Como explicar uma empresa tão inovadora com parcos recursos empregados em inovação em relação às sua competidoras? A explicação desse “mistério” identificado por Schmidt é detalhada por Mazzucato no gráfico “Origem dos produtos populares da Apple”, um dos altos do livro.

A Apple, como numerosas empresas privadas estadunidenses, simplesmente apropriou-se de tecnologia desenvolvida pelo Estado financiada com dinheiro dos impostos execrados pelos homens de negócios.

A origem das tecnologias cruciais dos produtos iPod Touch, iPhone e iPad, da Apple, é a seguinte, de acordo com o gráfico mencionado acima:

  • Memória RAM – DARPA (Agência de Projetos de Pesquisa Avançada de Defesa dos EUA)

  • Baterias de lítio – DoE (Departamento de Energia dos EUA)

  • Compressão de sinal – Laboratório de Pesquisas do Exército dos Estados Unidos

  • Tela de cristal líquido – NIH (Institutos Nacionais de Saúde dos Estados Unidos), NSF (Fundação Nacional de Ciências dos EUA), DoD (Departamento de Defesa dos EUA)

  • Microdisco rígido – DoE/DARPA

  • Microprocessador – DARPA

  • Tecnologia móvel – Exército dos Estados Unidos

  • HTTP/HTML – CERN (Organização Europeia para a Pesquisa Nuclear, Genebra)

O governo dos Estados Unidos presta involuntariamente outro tipo de “ajuda”, digamos, à Apple ao deixar de recolher impostos sobre grande parte dos lucros bilionários obtidas pela companhia, denuncia o pesquisador Gabriel Zucman, professor assistente da London School of Economics, no livro A Riqueza oculta das nações: Inquérito sobre os paraísos fiscais. “Trata-se provavelmente do melhor livro já escrito sobre paraísos fiscais e o que nós podemos fazer sobre eles”, destaca no prefácio o famoso economista Thomas Piketty, autor do estudo mais importante sobre a desigualdade de renda no mundo.

“Nos Estados Unidos, o Congresso revelou que uma das maiores empresas do planeta, a Apple, sonegou dezenas de bilhões de dólares em impostos por meio da manipulação do local de origem dos seus lucros”, chama atenção Zucman.

“Não há nada menos arriscado, antes o contrário, do que manipular os preços de patentes, logotipos, marcas ou algoritmos, porque o valor desses ativos é intrinsecamente difícil de estabelecer.
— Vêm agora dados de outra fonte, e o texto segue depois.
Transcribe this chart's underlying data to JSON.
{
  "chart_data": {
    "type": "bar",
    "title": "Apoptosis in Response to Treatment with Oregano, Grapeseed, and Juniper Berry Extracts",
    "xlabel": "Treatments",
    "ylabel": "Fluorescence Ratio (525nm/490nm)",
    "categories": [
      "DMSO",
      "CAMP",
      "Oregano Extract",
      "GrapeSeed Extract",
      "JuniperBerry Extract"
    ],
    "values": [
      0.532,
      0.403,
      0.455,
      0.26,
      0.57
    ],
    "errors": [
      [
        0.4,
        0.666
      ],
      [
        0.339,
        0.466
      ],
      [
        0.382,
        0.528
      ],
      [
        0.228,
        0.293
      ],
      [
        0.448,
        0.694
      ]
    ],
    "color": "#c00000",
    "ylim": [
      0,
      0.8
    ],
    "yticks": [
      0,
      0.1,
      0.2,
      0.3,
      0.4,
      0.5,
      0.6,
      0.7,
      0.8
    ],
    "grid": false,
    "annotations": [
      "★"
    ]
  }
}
É por isso que os gigantes da evasão fiscal são empresas da nova economia: Google, Apple e Microsoft. A taxação das companhias diminui na mesma medida que o capital imaterial ganha importância”, destaca Zucman.

Talvez a Apple devesse assinalar a conquista do valor de mercado inédito com a inauguração de uma placa na fachada da sua sede em Cupertino, na Califórnia, com agradecimentos ao Estado americano pela inestimável ajuda ao seu desempenho espetacular.